During World War II, he joined the Army Air Corps, where he gave lessons to fellow servicemen and entertained wounded airmen. To bring a small, portable piano to bedridden patients, in 1942 he built a 29-note keyboard using aluminum tubing from a B-17 bomber. This was a xylophone-like instrument, which he called the Army Air Corps lap model piano. After the war, he founded the Rhodes Piano Corporation, which built a development of this early keyboard, the Pre-Piano.

Following solid success over the next decade, Leo Fender, the electric guitar pioneer, bought Rhodes’s company in 1959 and began manufacturing the Piano Bass, a keyboard instrument with the bottom 32 notes of a piano. Rhodes continued to market the Rhodes Method of teaching piano, and in 1990 – at age 80! – made a video set entitled The Rhodes Piano Method. In 1994 his business partner, Joseph Brandstetter, started teaching the method mainly on the East and West Coasts to students in a variety of schools. This continues today.

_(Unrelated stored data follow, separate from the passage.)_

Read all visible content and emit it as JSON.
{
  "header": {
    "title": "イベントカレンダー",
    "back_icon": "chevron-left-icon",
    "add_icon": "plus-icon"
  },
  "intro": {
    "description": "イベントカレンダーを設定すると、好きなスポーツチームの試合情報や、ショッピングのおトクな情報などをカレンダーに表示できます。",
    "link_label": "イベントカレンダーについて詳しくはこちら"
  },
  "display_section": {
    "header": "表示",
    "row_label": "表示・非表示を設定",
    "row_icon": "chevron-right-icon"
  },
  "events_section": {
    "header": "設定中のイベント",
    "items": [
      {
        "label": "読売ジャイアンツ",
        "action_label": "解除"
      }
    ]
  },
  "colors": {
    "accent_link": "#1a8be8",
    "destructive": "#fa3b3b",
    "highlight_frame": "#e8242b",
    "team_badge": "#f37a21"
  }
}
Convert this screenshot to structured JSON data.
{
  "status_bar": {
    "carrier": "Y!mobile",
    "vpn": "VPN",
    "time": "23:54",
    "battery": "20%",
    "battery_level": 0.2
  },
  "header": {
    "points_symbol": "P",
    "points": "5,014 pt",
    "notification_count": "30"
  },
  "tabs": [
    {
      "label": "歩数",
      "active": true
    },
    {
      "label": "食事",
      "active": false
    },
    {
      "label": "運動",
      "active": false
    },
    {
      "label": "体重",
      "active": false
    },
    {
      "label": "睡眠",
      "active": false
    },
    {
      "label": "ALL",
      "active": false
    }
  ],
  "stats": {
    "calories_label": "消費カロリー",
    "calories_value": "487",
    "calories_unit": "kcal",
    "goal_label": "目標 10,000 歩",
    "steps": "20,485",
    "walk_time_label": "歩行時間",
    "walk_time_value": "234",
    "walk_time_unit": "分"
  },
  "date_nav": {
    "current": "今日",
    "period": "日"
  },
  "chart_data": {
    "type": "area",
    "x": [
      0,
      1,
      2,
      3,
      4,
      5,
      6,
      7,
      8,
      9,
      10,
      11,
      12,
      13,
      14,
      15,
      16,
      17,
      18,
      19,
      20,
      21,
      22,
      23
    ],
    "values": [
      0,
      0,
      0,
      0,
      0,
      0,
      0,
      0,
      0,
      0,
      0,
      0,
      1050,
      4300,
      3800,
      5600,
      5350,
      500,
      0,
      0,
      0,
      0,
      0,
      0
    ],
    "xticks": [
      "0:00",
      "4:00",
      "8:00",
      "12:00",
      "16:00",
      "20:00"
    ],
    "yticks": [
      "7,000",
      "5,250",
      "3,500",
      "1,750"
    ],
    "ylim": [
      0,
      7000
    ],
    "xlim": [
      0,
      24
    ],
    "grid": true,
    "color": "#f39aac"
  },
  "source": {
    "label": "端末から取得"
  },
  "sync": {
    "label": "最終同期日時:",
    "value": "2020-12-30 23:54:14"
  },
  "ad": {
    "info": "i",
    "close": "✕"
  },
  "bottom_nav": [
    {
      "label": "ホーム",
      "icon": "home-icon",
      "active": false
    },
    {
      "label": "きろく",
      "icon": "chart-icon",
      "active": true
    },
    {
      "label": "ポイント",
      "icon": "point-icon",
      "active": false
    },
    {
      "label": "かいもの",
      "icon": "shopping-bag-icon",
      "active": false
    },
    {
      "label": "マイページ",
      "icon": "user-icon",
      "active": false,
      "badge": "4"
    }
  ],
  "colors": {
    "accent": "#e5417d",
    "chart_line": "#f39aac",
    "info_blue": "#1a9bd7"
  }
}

Mr. Rhodes died in 2000, 11 days shy of his 90th birthday. He was survived by his wife, Margit, eleven children, nine grandchildren, and his brother John.

Notes of Special Interest:

  • Awarded the War Department’s highest civilian honor, a Commemoration of Exceptional Civilian Service, for “the development of a patient participation musical therapy program.”
  • The Doors’ keyboardist, Ray Manzarek gave the later Fender Rhodes piano a showcase in the song ”Riders on the Storm.”
  • In 1990 Mr. Rhodes had his handprints immortalized in the Rock Walk of Fame in Hollywood.
  • In 1997 Michael Green CEO of National Academy of Recording Arts and Sciences of the Grammy organization awarded Harold personally President’s Merit Award”Lifetime Achievement Award”
  • 1997 Los Angeles County honored him with a special Commendation “in recognition of dedicated service to the affairs of the community and for the civic pride demonstrated by numerous contributions for the benefit of all the citizens of Los Angeles County.”
  • Organizations carry on and honor the legacy of Mr. Rhodes through music scholarships and music festivals.